The crux of the conflict is that Ruskin never consummated the marriage; John Everett Millais, the pre-Raphaelite painter plays too little a part in this adaptation; and Effie Gray (Dakota Fanning, looking innocently pre-Raphaelite) is so underwritten as to make me question what such a wit as Thompson was thinking. Or maybe she was too busy miscasting Ruskin played by her husband, Greg Wise.
In real life, Ruskin was 29 years old when he married Effie, and Wise is 49, adding another layer of intergenerational distance not even historically accurate. As depicted here, Ruskin is a mama's boy coddled by both parents, actually shielded from social interaction so he can write unimpeded. While mom takes John immediately to a bath when he arrives with his new bride, the bride is left to pass pleasantries with dad as she is clueless yet about how mom will co-opt her every step of the short marriage.
What's boring about these farcical Freudian touches is that they're not even funny or fleshed out, and Thompson gives Ruskin little chance to show the verbal gifts that shot him to the forefront of Victorian art and architecture critics.

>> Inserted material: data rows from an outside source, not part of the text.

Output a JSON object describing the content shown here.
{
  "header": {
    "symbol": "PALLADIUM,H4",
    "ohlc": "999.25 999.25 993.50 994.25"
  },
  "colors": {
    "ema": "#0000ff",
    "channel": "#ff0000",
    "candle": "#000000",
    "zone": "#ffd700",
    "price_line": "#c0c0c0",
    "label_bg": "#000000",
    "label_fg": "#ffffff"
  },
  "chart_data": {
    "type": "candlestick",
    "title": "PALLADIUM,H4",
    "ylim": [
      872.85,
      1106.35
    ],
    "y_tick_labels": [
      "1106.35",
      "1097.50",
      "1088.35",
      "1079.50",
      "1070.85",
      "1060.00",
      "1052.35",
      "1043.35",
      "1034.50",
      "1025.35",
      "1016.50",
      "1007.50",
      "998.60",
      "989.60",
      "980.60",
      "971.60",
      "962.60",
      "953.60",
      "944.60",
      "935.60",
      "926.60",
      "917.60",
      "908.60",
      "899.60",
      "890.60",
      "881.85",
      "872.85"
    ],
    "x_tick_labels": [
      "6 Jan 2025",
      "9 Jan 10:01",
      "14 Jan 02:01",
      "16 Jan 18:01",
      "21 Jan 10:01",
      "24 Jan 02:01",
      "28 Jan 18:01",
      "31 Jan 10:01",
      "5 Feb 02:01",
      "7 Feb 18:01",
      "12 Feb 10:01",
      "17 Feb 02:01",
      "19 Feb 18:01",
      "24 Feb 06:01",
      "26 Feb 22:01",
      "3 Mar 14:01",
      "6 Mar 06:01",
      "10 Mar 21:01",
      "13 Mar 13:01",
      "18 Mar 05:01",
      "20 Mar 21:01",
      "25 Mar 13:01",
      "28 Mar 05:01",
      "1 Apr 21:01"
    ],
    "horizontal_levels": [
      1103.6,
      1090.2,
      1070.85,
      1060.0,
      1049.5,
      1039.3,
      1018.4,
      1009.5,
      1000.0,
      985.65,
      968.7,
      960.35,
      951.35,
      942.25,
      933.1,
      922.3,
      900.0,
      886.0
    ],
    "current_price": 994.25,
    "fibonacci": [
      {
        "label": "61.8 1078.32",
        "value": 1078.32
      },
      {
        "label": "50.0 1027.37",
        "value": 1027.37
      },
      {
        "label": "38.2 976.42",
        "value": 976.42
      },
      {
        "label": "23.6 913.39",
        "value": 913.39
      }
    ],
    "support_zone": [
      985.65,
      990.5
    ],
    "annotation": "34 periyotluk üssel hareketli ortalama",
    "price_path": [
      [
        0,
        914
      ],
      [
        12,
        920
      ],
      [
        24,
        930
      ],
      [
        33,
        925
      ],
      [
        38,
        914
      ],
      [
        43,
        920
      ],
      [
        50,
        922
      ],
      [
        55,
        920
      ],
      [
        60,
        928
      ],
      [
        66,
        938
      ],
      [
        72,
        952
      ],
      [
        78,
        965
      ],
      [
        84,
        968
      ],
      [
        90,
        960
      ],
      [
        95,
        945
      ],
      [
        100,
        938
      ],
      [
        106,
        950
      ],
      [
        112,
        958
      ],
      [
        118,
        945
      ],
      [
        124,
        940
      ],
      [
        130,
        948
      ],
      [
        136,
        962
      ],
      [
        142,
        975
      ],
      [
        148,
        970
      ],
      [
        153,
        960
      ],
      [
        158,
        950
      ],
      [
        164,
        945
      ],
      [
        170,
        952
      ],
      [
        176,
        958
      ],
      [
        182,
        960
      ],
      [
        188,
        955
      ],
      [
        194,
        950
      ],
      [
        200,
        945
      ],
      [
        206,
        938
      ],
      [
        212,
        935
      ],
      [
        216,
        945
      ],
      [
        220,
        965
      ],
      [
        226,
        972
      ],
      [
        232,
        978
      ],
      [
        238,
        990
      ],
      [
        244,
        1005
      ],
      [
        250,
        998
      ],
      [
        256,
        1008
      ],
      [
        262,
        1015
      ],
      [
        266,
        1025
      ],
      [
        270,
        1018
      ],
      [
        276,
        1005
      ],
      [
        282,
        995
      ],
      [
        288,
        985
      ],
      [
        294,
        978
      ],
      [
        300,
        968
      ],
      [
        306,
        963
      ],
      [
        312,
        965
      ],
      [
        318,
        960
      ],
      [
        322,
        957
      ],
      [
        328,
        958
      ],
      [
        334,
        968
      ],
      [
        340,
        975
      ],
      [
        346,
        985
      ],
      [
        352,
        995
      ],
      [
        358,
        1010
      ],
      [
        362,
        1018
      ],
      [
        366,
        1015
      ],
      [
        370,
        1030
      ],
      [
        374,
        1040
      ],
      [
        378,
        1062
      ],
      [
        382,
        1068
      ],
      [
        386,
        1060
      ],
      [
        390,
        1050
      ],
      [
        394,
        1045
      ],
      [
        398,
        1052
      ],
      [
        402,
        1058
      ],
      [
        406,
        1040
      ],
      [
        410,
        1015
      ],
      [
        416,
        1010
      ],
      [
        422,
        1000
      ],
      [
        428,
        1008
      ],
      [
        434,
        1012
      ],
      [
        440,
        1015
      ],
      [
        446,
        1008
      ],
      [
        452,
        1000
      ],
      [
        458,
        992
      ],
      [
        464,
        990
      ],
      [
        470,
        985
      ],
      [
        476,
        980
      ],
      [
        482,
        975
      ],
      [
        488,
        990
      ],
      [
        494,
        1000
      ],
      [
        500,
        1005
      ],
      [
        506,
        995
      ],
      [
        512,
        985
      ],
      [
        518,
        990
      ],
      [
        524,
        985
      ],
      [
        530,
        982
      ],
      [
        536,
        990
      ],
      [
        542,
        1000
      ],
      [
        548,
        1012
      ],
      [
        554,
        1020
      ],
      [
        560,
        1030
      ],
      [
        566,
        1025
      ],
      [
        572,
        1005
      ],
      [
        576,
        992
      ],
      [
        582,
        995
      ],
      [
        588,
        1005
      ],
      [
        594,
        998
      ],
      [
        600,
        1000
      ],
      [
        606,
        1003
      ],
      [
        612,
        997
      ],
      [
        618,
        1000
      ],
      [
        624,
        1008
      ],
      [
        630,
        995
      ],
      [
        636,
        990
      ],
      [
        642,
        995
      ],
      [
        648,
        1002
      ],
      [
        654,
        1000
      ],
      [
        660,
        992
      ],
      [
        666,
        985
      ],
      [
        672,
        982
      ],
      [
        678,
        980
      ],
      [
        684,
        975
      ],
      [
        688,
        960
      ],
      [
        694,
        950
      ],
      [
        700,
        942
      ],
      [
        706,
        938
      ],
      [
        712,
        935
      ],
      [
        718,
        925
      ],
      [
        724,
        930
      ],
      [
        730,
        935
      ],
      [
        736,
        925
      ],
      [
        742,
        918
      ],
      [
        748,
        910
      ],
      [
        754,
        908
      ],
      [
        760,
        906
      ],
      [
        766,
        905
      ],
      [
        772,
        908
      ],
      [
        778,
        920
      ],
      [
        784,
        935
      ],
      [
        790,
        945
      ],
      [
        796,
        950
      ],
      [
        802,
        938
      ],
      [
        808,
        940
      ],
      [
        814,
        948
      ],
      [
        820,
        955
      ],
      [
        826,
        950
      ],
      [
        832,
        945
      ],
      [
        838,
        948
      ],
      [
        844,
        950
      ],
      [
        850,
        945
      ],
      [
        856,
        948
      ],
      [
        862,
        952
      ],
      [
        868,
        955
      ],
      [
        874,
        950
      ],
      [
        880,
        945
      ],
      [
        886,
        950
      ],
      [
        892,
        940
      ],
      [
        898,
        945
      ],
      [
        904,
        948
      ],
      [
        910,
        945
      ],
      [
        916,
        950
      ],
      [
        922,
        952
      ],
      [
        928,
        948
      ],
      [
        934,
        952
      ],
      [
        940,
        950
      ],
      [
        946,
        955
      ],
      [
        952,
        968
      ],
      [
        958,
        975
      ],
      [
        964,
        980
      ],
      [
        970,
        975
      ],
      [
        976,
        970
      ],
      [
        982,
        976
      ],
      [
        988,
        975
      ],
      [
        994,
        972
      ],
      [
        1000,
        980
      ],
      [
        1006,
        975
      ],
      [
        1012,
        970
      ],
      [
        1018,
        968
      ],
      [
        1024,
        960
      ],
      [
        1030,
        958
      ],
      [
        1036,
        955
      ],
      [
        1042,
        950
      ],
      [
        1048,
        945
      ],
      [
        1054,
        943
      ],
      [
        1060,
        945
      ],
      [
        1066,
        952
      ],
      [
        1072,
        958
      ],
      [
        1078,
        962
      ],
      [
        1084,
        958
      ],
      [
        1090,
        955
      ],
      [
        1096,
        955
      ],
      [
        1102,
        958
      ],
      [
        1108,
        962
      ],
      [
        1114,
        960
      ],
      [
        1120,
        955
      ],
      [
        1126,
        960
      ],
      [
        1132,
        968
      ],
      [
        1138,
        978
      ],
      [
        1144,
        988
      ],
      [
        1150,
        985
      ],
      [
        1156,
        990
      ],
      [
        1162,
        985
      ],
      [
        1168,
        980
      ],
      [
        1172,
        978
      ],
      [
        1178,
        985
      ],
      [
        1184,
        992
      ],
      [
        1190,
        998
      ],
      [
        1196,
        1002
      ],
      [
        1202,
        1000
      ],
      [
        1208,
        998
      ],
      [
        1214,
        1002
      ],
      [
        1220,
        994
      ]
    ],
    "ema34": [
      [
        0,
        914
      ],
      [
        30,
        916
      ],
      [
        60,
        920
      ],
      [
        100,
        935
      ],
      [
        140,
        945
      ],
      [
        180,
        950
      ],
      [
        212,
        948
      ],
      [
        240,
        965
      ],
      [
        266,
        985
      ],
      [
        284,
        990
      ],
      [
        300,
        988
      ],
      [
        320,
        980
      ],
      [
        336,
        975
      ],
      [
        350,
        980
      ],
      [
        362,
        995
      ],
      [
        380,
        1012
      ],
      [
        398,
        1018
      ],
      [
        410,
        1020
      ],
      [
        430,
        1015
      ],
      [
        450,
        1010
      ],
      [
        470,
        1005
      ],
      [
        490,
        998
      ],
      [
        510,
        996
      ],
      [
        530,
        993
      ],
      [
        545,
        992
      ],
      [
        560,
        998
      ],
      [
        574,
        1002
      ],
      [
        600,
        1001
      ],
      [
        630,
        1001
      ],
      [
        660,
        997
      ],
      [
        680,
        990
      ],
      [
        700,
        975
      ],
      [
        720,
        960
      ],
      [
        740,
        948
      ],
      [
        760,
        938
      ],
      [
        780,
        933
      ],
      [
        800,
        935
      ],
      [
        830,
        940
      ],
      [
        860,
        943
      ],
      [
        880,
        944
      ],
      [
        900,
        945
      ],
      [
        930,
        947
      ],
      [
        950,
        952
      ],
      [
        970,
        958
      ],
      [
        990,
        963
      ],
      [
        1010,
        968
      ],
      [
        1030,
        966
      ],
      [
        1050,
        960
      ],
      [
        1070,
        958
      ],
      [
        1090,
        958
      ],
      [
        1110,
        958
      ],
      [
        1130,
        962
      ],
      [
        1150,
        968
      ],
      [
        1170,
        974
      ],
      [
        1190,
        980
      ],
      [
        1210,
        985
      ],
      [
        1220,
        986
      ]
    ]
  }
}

Ruskin best expressed what he didn't do for Effie:
"You cannot hammer a girl into anything. She grows as a flower does, she will wither without sun; she will decay in her sheath as a narcissus will if you do not give her air enough; she might fall and defile her head in dust if you leave her without help at some moments in her life; but you cannot fetter her; she must take her own fair form and way if she take any." Sesames and Lilies
By not giving Effie what he says should be done for a girl, Ruskin becomes his own most devastating critic.